Objectives: To review the morphological and molecular events responsible for uterine bleeding in health and disease.
Methods: Review of pertinent literature focusing on the histology and pathophysiology of normal and abnormal uterine bleeding (AUB).
Results: The seat of normal menstrual bleeding is located in the upper two-thirds of the endometrial mucosa and is recognized by tissue necrosis, disruption of microvasculature, migratory leukocytes and platelet/fibrin thrombi in microvessels. The molecular events responsible for tissue and vascular breakdown are related to the release of proteolytic lysosomal enzymes of endometrial cell and inflammatory cell origin. In cases of AUB, tissue breakdown is located in the superficial layer (subsurface) of the endometrium. It is either focal (breakthrough bleeding) or diffuse (withdrawal bleeding). It is initiated by either chronic endometritis and/or microerosions or vascular fragility due to structural abnormalities of microvessels. Endometritis and microerosions occur in otherwise normal endometrium, polyps, submucosal leiomyomata, atrophy and cancer (organic causes). Primary vascular alterations are found in hyperestrogenic-type endometria, i.e. anovulatory dysfunctional uterine bleeding (DUB) and progestational-type endometrium, i.e. progestational contraceptives and combined, continuous hormonal replacement therapy (HRT) (non-organic causes). Ovulatory DUB and coagulation disorders are not appreciated histologically.
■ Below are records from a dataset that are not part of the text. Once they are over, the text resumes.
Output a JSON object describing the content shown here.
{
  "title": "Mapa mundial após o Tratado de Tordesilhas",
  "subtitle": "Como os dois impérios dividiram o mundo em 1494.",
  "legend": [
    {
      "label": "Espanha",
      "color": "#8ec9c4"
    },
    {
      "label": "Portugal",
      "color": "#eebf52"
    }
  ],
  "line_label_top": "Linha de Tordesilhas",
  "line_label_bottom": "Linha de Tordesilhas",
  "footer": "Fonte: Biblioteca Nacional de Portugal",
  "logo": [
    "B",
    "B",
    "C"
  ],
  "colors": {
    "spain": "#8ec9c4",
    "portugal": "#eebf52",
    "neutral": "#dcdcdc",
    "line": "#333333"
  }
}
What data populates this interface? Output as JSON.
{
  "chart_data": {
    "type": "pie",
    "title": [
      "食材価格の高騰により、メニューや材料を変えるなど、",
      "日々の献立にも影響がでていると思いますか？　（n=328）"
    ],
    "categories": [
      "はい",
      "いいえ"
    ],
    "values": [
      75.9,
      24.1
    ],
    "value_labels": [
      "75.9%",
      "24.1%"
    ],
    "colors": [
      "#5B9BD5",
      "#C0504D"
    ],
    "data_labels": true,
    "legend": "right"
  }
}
These are related to impaired vasoconstriction and fibrinolysis and impaired coagulation factors, respectively.
Conclusions: Histology may contribute to better understanding of the mechanisms of action that initiate, regulate and lead to AUB. Better insight may trigger in the development of therapeutic procedures that could either prevent or control vascular breakdown which results in unexpected uterine bleeding.